The company started up the air-cooled, four-stage power turbine at Duke Energy’s Lincoln Combustion Turbine Station near Denver, N.C. It is in the beginning stages of a four-year testing period where Duke will operate the unit in simple-cycle mode to assess and modify new technologies in real time.
The HL-class’s engine architecture is composed of an air-cooled four-stage power turbine, hydraulic clearance optimization for higher efficiency at full load while facilitating immediate restart, a steel rotor design with Hirth serrations and a central single tie rod and a “can annular” combustion system.
The advanced can-annular combustion system with dual fuel capability allows for higher firing temperatures and more operational flexibility.

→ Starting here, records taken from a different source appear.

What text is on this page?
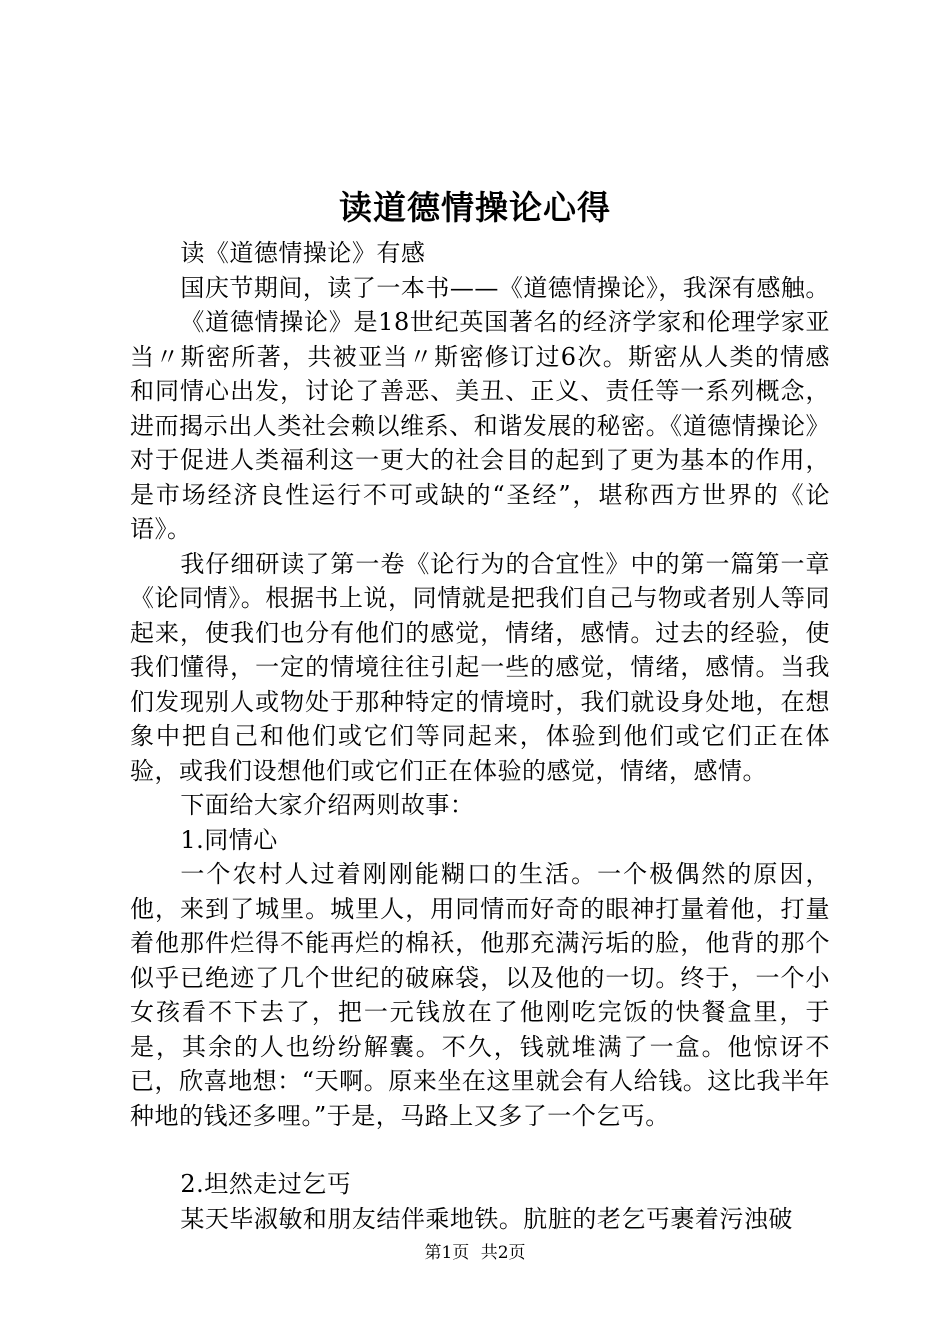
读道德情操论心得

读《道德情操论》有感

国庆节期间，读了一本书——《道德情操论》，我深有感触。

《道德情操论》是18世纪英国著名的经济学家和伦理学家亚当〃斯密所著，共被亚当〃斯密修订过6次。斯密从人类的情感和同情心出发，讨论了善恶、美丑、正义、责任等一系列概念，进而揭示出人类社会赖以维系、和谐发展的秘密。《道德情操论》对于促进人类福利这一更大的社会目的起到了更为基本的作用，是市场经济良性运行不可或缺的“圣经”，堪称西方世界的《论语》。

我仔细研读了第一卷《论行为的合宜性》中的第一篇第一章《论同情》。根据书上说，同情就是把我们自己与物或者别人等同起来，使我们也分有他们的感觉，情绪，感情。过去的经验，使我们懂得，一定的情境往往引起一些的感觉，情绪，感情。当我们发现别人或物处于那种特定的情境时，我们就设身处地，在想象中把自己和他们或它们等同起来，体验到他们或它们正在体验，或我们设想他们或它们正在体验的感觉，情绪，感情。

下面给大家介绍两则故事：

1.同情心

一个农村人过着刚刚能糊口的生活。一个极偶然的原因，他，来到了城里。城里人，用同情而好奇的眼神打量着他，打量着他那件烂得不能再烂的棉袄，他那充满污垢的脸，他背的那个似乎已绝迹了几个世纪的破麻袋，以及他的一切。终于，一个小女孩看不下去了，把一元钱放在了他刚吃完饭的快餐盒里，于是，其余的人也纷纷解囊。不久，钱就堆满了一盒。他惊讶不已，欣喜地想：“天啊。原来坐在这里就会有人给钱。这比我半年种地的钱还多哩。”于是，马路上又多了一个乞丐。

2.坦然走过乞丐

某天毕淑敏和朋友结伴乘地铁。肮脏的老乞丐裹着污浊破

第1页 共2页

Twenty-five premix burners improve the fuel/oxygen mixing, and the ACE combustion system allows for GT turn-down to 30 percent GT load.
During first fire, the SGT6-9000HL (405 MW) ramped up to a pre-determined test speed and the combustion system ignited.
Siemens delivered the 402-MW unit to Lincoln Station in November. The 340-ton turbine was transported from the company’s manufacturing plant in Charlotte, N.C.
The gas turbine’s ramp-up rate is about 85 MW per minute, maximizing operational flexibility and integration with fluctuating renewable generation. With increased inspection intervals of 33,000 equivalent base-hours and 1,250 equivalent starts, the unit will also provide outstanding reliability and lower life-cycle costs.
Duke Energy started construction on its Lincoln expansion project in September 2018.
Siemens’ new line of gas turbines can be adapted to burn 30-percent zero-carbon hydrogen in its fuel mix. SCR can reduce NOx to 2ppm.